The oldest frozen embryo ever born, Molly Everette Gibson, has been officially recognized by the Guinness Book of Records. Despite the fact that they are only “18 months” apart, a pleased mother proudly holds her newborn child in her arms. The record number is content and in good health, and it is, technically, 27 years old. In October 1992, Molly Everette Gibson was conceived using a frozen embryo. Just 18 months after her mother Tina, now 29 years old, was born in April 1991, the egg was frozen.
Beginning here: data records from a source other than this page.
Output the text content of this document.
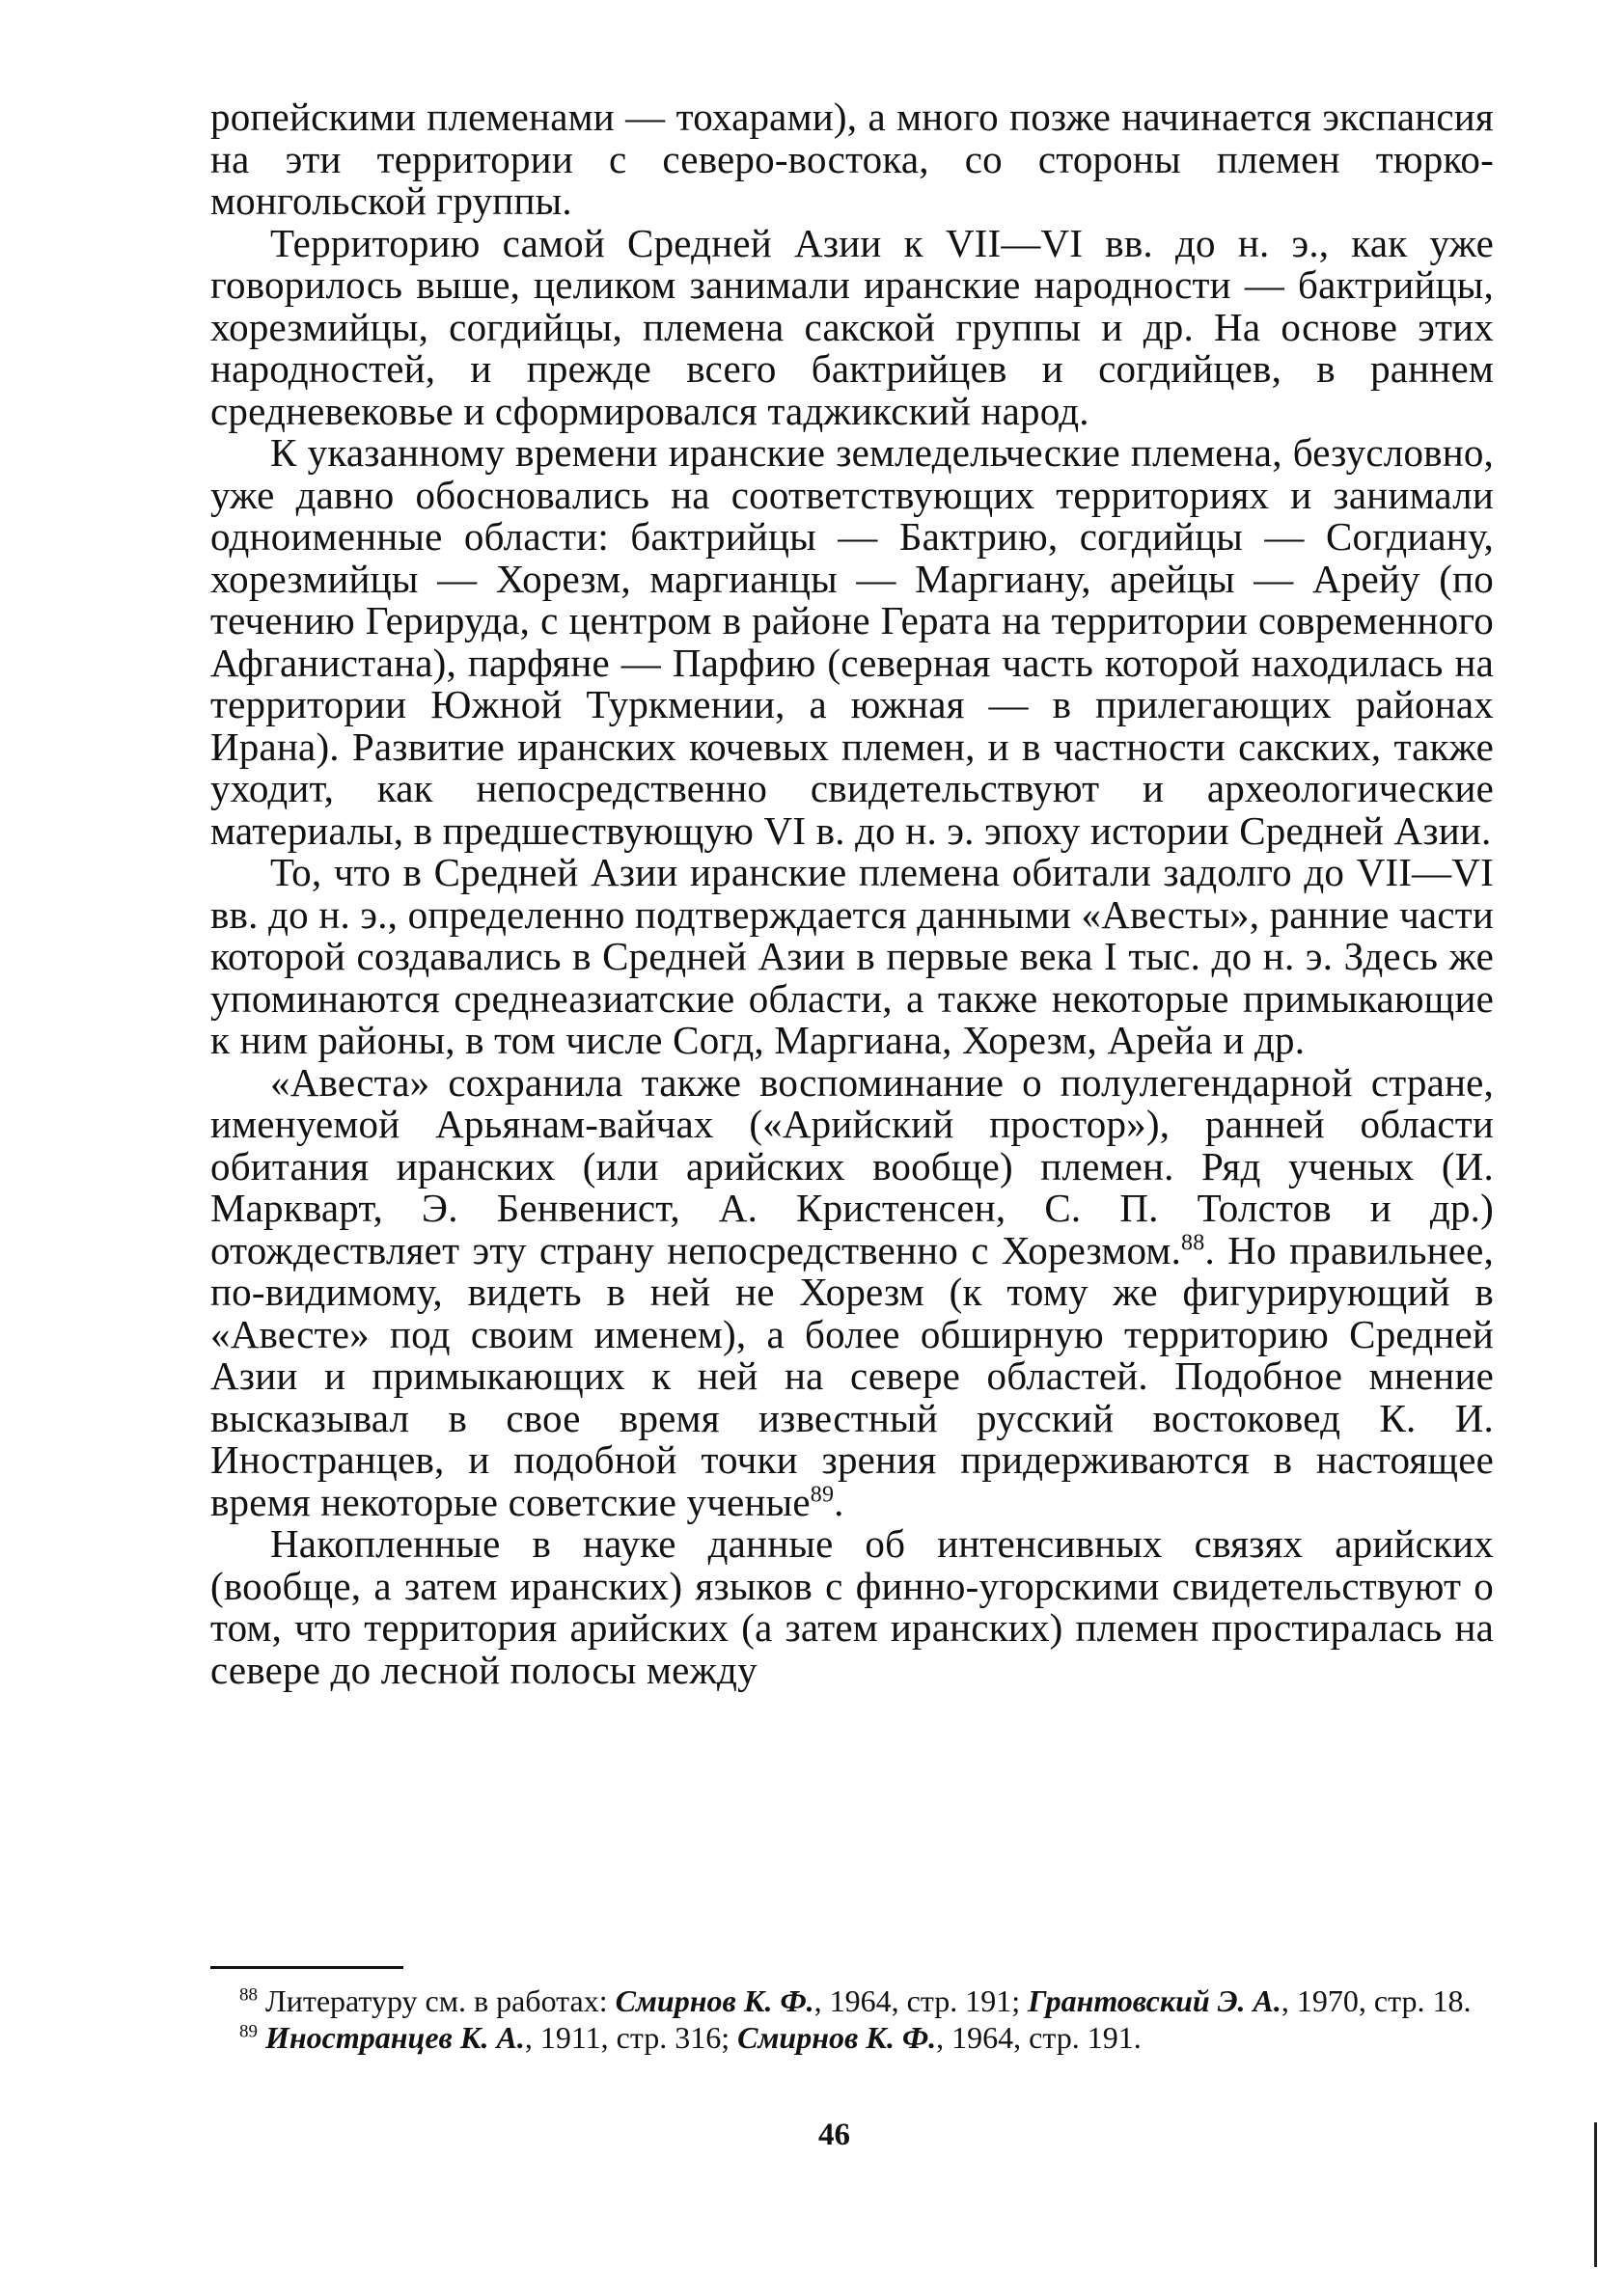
ропейскими племенами — тохарами), а много позже начинается экспансия на эти территории с северо-востока, со стороны племен тюрко-монгольской группы.

Территорию самой Средней Азии к VII—VI вв. до н. э., как уже говорилось выше, целиком занимали иранские народности — бактрийцы, хорезмийцы, согдийцы, племена сакской группы и др. На основе этих народностей, и прежде всего бактрийцев и согдийцев, в раннем средневековье и сформировался таджикский народ.

К указанному времени иранские земледельческие племена, безусловно, уже давно обосновались на соответствующих территориях и занимали одноименные области: бактрийцы — Бактрию, согдийцы — Согдиану, хорезмийцы — Хорезм, маргианцы — Маргиану, арейцы — Арейу (по течению Герируда, с центром в районе Герата на территории современного Афганистана), парфяне — Парфию (северная часть которой находилась на территории Южной Туркмении, а южная — в прилегающих районах Ирана). Развитие иранских кочевых племен, и в частности сакских, также уходит, как непосредственно свидетельствуют и археологические материалы, в предшествующую VI в. до н. э. эпоху истории Средней Азии.

То, что в Средней Азии иранские племена обитали задолго до VII—VI вв. до н. э., определенно подтверждается данными «Авесты», ранние части которой создавались в Средней Азии в первые века I тыс. до н. э. Здесь же упоминаются среднеазиатские области, а также некоторые примыкающие к ним районы, в том числе Согд, Маргиана, Хорезм, Арейа и др.

«Авеста» сохранила также воспоминание о полулегендарной стране, именуемой Арьянам-вайчах («Арийский простор»), ранней области обитания иранских (или арийских вообще) племен. Ряд ученых (И. Маркварт, Э. Бенвенист, А. Кристенсен, С. П. Толстов и др.) отождествляет эту страну непосредственно с Хорезмом.$^{88}$. Но правильнее, по-видимому, видеть в ней не Хорезм (к тому же фигурирующий в «Авесте» под своим именем), а более обширную территорию Средней Азии и примыкающих к ней на севере областей. Подобное мнение высказывал в свое время известный русский востоковед К. И. Иностранцев, и подобной точки зрения придерживаются в настоящее время некоторые советские ученые$^{89}$.

Накопленные в науке данные об интенсивных связях арийских (вообще, а затем иранских) языков с финно-угорскими свидетельствуют о том, что территория арийских (а затем иранских) племен простиралась на севере до лесной полосы между

$^{88}$ Литературу см. в работах: Смирнов К. Ф., 1964, стр. 191; Грантовский Э. А., 1970, стр. 18.

$^{89}$ Иностранцев К. А., 1911, стр. 316; Смирнов К. Ф., 1964, стр. 191.

46
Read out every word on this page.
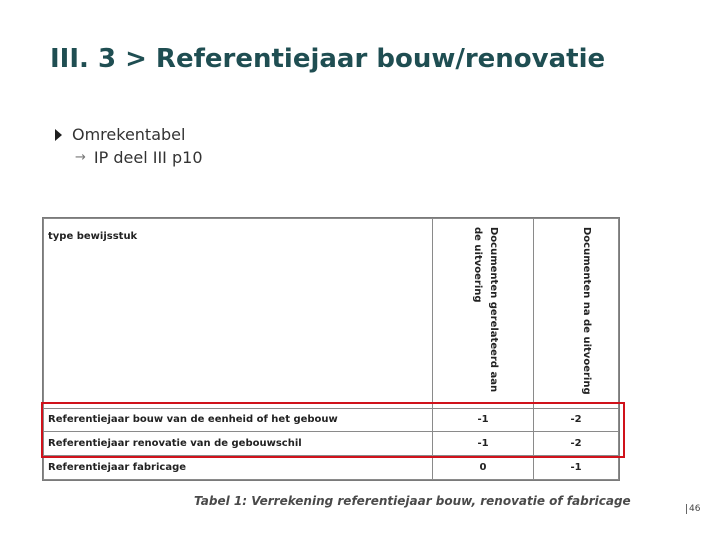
III. 3 > Referentiejaar bouw/renovatie
Omrekentabel
→ IP deel III p10
type bewijsstuk	Documenten gerelateerd aan de uitvoering	Documenten na de uitvoering

Referentiejaar bouw van de eenheid of het gebouw	-1	-2
Referentiejaar renovatie van de gebouwschil	-1	-2
Referentiejaar fabricage	0	-1
Tabel 1: Verrekening referentiejaar bouw, renovatie of fabricage
46
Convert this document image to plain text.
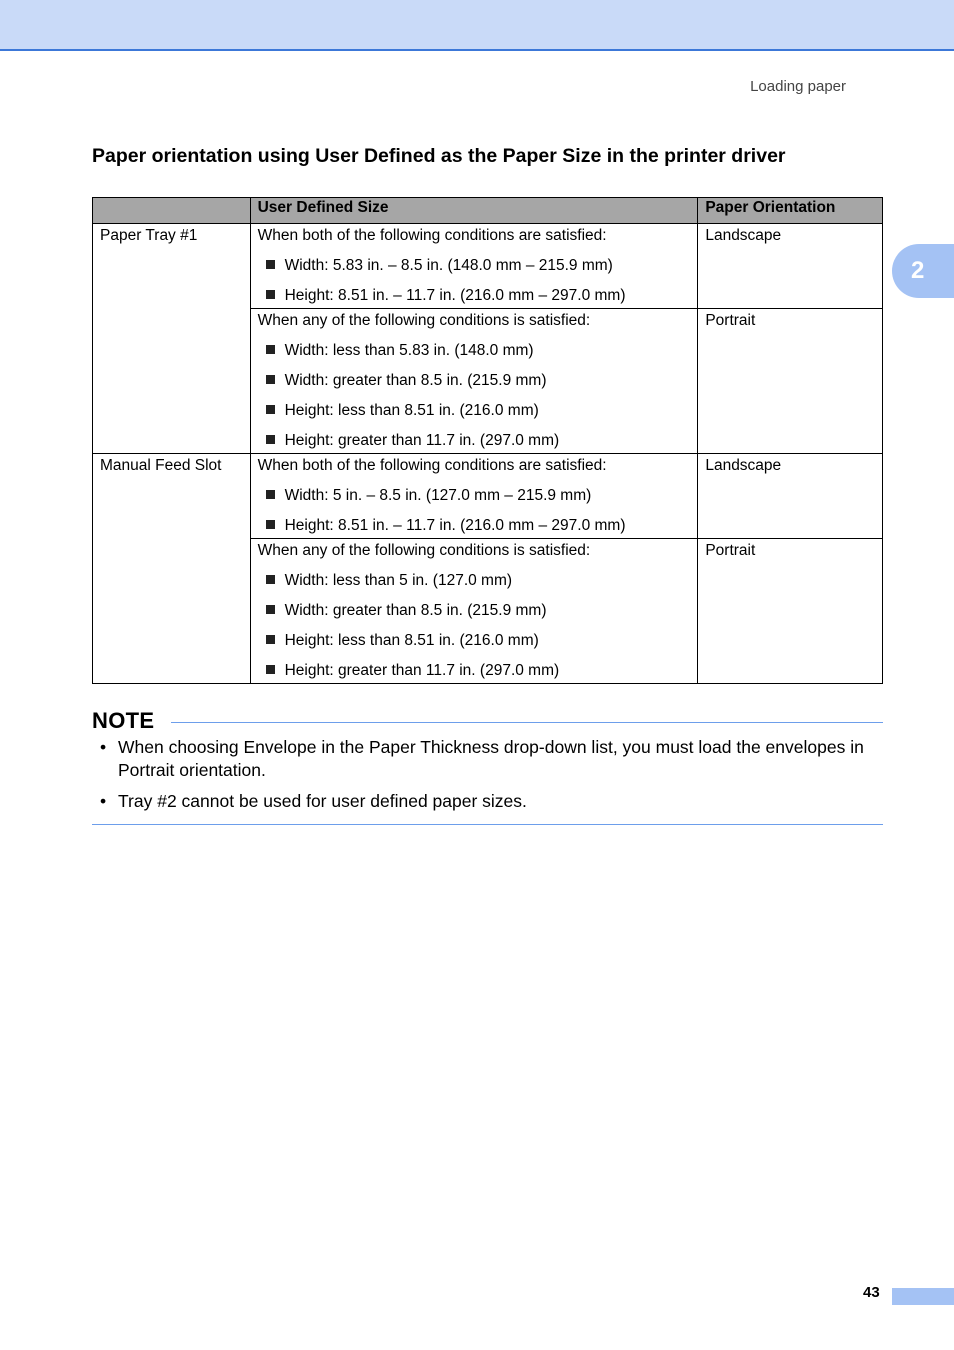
Loading paper
2
Paper orientation using User Defined as the Paper Size in the printer driver
	User Defined Size	Paper Orientation

Paper Tray #1	When both of the following conditions are satisfied:
Width: 5.83 in. – 8.5 in. (148.0 mm – 215.9 mm)
Height: 8.51 in. – 11.7 in. (216.0 mm – 297.0 mm)	Landscape

	When any of the following conditions is satisfied:
Width: less than 5.83 in. (148.0 mm)
Width: greater than 8.5 in. (215.9 mm)
Height: less than 8.51 in. (216.0 mm)
Height: greater than 11.7 in. (297.0 mm)	Portrait

Manual Feed Slot	When both of the following conditions are satisfied:
Width: 5 in. – 8.5 in. (127.0 mm – 215.9 mm)
Height: 8.51 in. – 11.7 in. (216.0 mm – 297.0 mm)	Landscape

	When any of the following conditions is satisfied:
Width: less than 5 in. (127.0 mm)
Width: greater than 8.5 in. (215.9 mm)
Height: less than 8.51 in. (216.0 mm)
Height: greater than 11.7 in. (297.0 mm)	Portrait
NOTE
• When choosing Envelope in the Paper Thickness drop-down list, you must load the envelopes in Portrait orientation.
• Tray #2 cannot be used for user defined paper sizes.
43
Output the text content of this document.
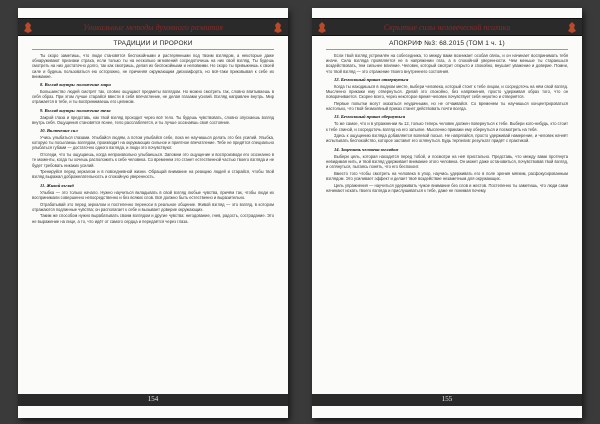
Уникальные методы духовного развития
ТРАДИЦИИ И ПРОРОКИ

Ты скоро заметишь, что люди становятся беспокойными и растерянными под твоим взглядом, а некоторые даже обнаруживают признаки страха, если только ты на несколько мгновений сосредоточишь на них свой взгляд. Ты будешь смотреть на них достаточно долго, так как смотришь, делая их беспокойными и неловкими. Но скоро ты привыкнешь к своей силе и будешь пользоваться ею осторожно, не причиняя окружающим дискомфорта, но всё-таки приковывая к себе их внимание.

8. Взгляд внутрь: положение мира

Большинство людей смотрят так, словно ощущают предметы взглядом. Но можно смотреть так, словно впитываешь в себя образ. При этом лучше старайся ввести в себя впечатление, не делая глазами усилий. Взгляд направлен внутрь. Мир отражается в тебе, и ты воспринимаешь его целиком.

9. Взгляд внутрь: положение тела

Закрой глаза и представь, как твой взгляд проходит через всё тело. Ты будешь чувствовать, словно опускаешь взгляд внутрь себя. Ощущения становятся яснее, тело расслабляется, и ты лучше осознаёшь своё состояние.

10. Включение сил

Учись улыбаться глазами. Улыбайся людям, а потом улыбайся себе, пока не научишься делать это без усилий. Улыбка, которую ты посылаешь взглядом, производит на окружающих сильное и приятное впечатление. Тебе не придётся специально улыбаться губами — достаточно одного взгляда, и люди это почувствуют.

Отследи, что ты ощущаешь, когда непроизвольно улыбаешься. Запомни это ощущение и воспроизводи его осознанно в те моменты, когда ты хочешь расположить к себе человека. Со временем это станет естественной частью твоего взгляда и не будет требовать никаких усилий.

Тренируйся перед зеркалом и в повседневной жизни. Обращай внимание на реакцию людей и старайся, чтобы твой взгляд выражал доброжелательность и спокойную уверенность.

11. Живой взгляд

Улыбка — это только начало. Нужно научиться вкладывать в свой взгляд любые чувства, причём так, чтобы люди их воспринимали совершенно непосредственно и без всяких слов. Всё должно быть естественно и выразительно.

Отрабатывай это перед зеркалом и постепенно переноси в реальное общение. Живой взгляд — это взгляд, в котором отражаются подлинные чувства; он располагает к себе и вызывает доверие окружающих.

Таким же способом нужно вырабатывать своим взглядом и другие чувства: негодование, гнев, радость, сострадание. Это не выражение на лице, а то, что идёт от самого сердца и передаётся через глаза.

154
Скрытые силы человеческой психики
АПОКРИФ №3: 68.2015 (ТОМ 1 ч. 1)

Если твой взгляд устремлён на собеседника, то между вами возникает особая связь, и он начинает воспринимать тебя иначе. Сила взгляда проявляется не в напряжении глаз, а в спокойной уверенности. Чем меньше ты стараешься воздействовать, тем сильнее влияние. Человек, который смотрит открыто и спокойно, внушает уважение и доверие. Помни, что твой взгляд — это отражение твоего внутреннего состояния.

12. Безмолвный приказ отвернуться

Когда ты находишься в людном месте, выбери человека, который стоит к тебе лицом, и сосредоточь на нём свой взгляд. Мысленно прикажи ему отвернуться. Делай это спокойно, без напряжения, просто удерживая образ того, что он поворачивается. Скорее всего, через некоторое время человек почувствует себя неуютно и отвернётся.

Первые попытки могут оказаться неудачными, но не отчаивайся. Со временем ты научишься концентрироваться настолько, что твой безмолвный приказ станет действовать почти всегда.

13. Безмолвный приказ обернуться

То же самое, что и в упражнении № 12, только теперь человек должен повернуться к тебе. Выбери кого-нибудь, кто стоит к тебе спиной, и сосредоточь взгляд на его затылке. Мысленно прикажи ему обернуться и посмотреть на тебя.

Здесь к ощущению взгляда добавляется волевой посыл. Не напрягайся, просто удерживай намерение, и человек начнёт испытывать беспокойство, которое заставит его оглянуться. Будь терпелив: результат придёт с практикой.

14. Зацепить человека взглядом

Выбери цель, которая находится перед тобой, и посмотри на неё пристально. Представь, что между вами протянута невидимая нить, и твой взгляд удерживает внимание этого человека. Он может даже остановиться, почувствовав твой взгляд, и оглянуться, пытаясь понять, что его беспокоит.

Вместо того чтобы смотреть на человека в упор, научись удерживать его в поле зрения мягким, расфокусированным взглядом. Это усиливает эффект и делает твоё воздействие незаметным для окружающих.

Цель упражнения — научиться удерживать чужое внимание без слов и жестов. Постепенно ты заметишь, что люди сами начинают искать твоего взгляда и прислушиваться к тебе, даже не понимая почему.

155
It’s difficult to comprehend that, a young mother named Tina told the New York Post. Molly, though, is a little miracle for us. According to researchers, the infant has made history by being the longest-frozen embryo to give birth successfully. The achievement can lead to sibling rivalry because her older sister Emma Wren, who lasted 24 years on ice until giving birth in 2017, previously held the record. The embryos’ biological parents are unknown because they were anonymously donated, however they are identical siblings. The National Embryology Center froze the eggs before transferring them to Tina’s uterus.
Tina and Benjamin, a 36-year-old couple, first sought help from NEDC after five years of attempting to conceive naturally. Cystic fibrosis, which Benjamin has, can make a woman infertile. Tina’s parents watched the NGO on the news after the couple had been married and raising kids for ten years. We were like, ‘That sounds ridiculous,’ she recalled. We’re not interested, thank you. We couldn’t stop thinking about it after that and couldn’t stop.” On transfer day, Tina learned that it had been Frozen for 24 years. She explains, “I questioned the specialist, Dr. Jeffrey Keenan: ‘What does that mean?’”
After a while, the Gibsons decided they wanted to give her a sibling, and it was simple to choose to transfer the two leftover embryos from the same donor. More than 1,000 embryo births and deliveries have been assisted by NEDC, which also conducts about 200 embryo transfers annually at the moment. Couples can choose to receive “closed” or “open” embryos, which allow for some type of communication with the donor family, similarly to the traditional adoption procedure.
Molly and Emma, two of Gibson’s kids, are cousins. When Tina Gibson was just over a year old in 1992, both embryos were donated and collectively frozen. Before Molly was born this year, the oldest embryo to be born in history, according to NEDC, was Emma’s 24-year-old embryo. It’s certainly possible that a 30-year-old embryo may give birth one day, according to Mr. Mellinger.